Mr. Lhota said that Mr. de Blasio’s “knee-jerk response to any new program is to raise taxes,” an approach he said was “instinctively wrong.” Instead, Mr. Lhota said the mayor should look to find efficiencies in the city’s budget.
Ah…you can’t make this stuff up. A “knee-jerk” response to increase revenue is bad, but cutting the budget is obviously good, especially since he and his friends will not even feel it. But how does he know this for a fact? Raising taxes is “instinctively wrong.” Might we say that Mr. Lhota has a knee-jerk response to tax hikes on the wealthy? Sure seems like it. It’s just pure instinct.
Of course, Mr. Lhota’s response to increased taxes for the wealthy may be instinct only among his social circle, so it is probably a learned response, with no instinct involved at all, but it sure seems like a reflex!
The article also includes this:
He mounted a direct attack on Mr. de Blasio’s “tale of two cities” campaign theme, saying that Mr. de Blasio was trying to “separate classes” as a political strategy.

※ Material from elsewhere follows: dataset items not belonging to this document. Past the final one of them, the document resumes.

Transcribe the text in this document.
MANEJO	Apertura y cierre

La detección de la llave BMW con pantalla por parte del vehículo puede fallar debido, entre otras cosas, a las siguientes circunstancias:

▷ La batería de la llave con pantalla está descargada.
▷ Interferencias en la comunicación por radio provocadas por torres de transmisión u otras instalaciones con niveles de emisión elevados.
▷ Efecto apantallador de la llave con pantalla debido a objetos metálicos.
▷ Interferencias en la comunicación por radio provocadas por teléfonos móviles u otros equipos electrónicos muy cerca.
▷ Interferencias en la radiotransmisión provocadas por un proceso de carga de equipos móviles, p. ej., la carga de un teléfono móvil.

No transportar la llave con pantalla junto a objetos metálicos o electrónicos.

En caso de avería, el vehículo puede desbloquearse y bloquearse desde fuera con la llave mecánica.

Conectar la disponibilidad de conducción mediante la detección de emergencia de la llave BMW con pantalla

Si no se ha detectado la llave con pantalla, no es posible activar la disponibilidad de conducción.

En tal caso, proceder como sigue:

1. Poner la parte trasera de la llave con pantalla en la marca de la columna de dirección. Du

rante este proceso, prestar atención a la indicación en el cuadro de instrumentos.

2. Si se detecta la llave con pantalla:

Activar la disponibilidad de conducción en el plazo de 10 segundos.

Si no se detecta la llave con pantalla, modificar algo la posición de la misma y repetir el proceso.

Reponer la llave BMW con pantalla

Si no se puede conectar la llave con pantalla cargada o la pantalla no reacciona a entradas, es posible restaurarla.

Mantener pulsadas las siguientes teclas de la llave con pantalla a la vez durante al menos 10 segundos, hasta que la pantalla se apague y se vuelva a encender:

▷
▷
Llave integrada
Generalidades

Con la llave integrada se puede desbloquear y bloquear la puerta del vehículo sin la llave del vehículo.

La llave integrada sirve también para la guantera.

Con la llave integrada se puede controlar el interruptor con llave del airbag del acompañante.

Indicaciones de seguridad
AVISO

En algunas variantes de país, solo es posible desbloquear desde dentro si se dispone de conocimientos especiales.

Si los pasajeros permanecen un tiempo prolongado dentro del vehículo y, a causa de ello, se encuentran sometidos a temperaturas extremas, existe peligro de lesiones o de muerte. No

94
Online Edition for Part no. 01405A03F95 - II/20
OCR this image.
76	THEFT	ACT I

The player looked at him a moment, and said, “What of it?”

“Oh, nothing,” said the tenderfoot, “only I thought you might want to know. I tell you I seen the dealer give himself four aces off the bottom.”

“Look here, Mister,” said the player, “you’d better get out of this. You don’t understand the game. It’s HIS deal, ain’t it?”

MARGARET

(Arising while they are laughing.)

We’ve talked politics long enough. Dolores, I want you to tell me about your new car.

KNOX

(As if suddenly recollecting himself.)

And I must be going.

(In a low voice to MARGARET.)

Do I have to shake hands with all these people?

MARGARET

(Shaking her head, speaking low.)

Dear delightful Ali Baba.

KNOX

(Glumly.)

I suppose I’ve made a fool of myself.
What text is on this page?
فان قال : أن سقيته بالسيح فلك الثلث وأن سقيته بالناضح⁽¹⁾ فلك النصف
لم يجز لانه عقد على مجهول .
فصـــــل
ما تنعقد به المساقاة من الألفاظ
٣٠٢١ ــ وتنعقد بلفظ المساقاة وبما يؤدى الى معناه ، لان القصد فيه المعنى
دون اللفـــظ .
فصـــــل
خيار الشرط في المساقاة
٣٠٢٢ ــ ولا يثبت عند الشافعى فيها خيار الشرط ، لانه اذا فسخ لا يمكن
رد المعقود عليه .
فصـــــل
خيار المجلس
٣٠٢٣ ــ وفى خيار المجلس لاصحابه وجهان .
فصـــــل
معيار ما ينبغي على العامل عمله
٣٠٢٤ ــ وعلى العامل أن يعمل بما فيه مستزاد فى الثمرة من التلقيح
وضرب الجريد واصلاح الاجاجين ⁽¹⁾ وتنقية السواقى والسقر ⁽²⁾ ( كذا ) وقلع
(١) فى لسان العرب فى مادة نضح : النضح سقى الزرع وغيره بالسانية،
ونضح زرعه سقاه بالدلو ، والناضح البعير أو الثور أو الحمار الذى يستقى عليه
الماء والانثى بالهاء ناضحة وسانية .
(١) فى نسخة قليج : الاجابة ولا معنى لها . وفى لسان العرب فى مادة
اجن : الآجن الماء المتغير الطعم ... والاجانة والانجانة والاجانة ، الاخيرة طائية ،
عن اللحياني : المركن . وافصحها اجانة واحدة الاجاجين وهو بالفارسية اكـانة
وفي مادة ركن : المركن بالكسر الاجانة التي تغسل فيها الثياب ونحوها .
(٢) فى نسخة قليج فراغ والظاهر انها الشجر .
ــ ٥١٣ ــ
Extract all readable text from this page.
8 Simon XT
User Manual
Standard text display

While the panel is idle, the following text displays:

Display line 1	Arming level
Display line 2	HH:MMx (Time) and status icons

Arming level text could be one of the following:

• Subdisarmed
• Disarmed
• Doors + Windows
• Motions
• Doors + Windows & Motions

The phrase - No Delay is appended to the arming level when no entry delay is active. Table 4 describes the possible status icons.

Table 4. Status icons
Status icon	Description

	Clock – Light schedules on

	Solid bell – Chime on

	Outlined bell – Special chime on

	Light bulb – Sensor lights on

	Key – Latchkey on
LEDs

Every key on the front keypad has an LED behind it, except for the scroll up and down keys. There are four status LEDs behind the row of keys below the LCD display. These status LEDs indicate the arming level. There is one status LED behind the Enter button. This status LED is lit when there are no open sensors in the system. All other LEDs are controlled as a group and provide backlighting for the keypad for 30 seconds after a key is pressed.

“Calling it a tale of two cities, that level of invective has no place in any campaign, at all,” Mr. Lhota said. “It divides people. What we really need to do is to work together and provide a solution, not separating people and then saying that the ends justify the means.”
I would like to know what level of invective is appropriate in a campaign according to Mr. Lhota? Tale of two cities seems rather tame to me. By all means, let’s work together to raise taxes on Mr. Lhota.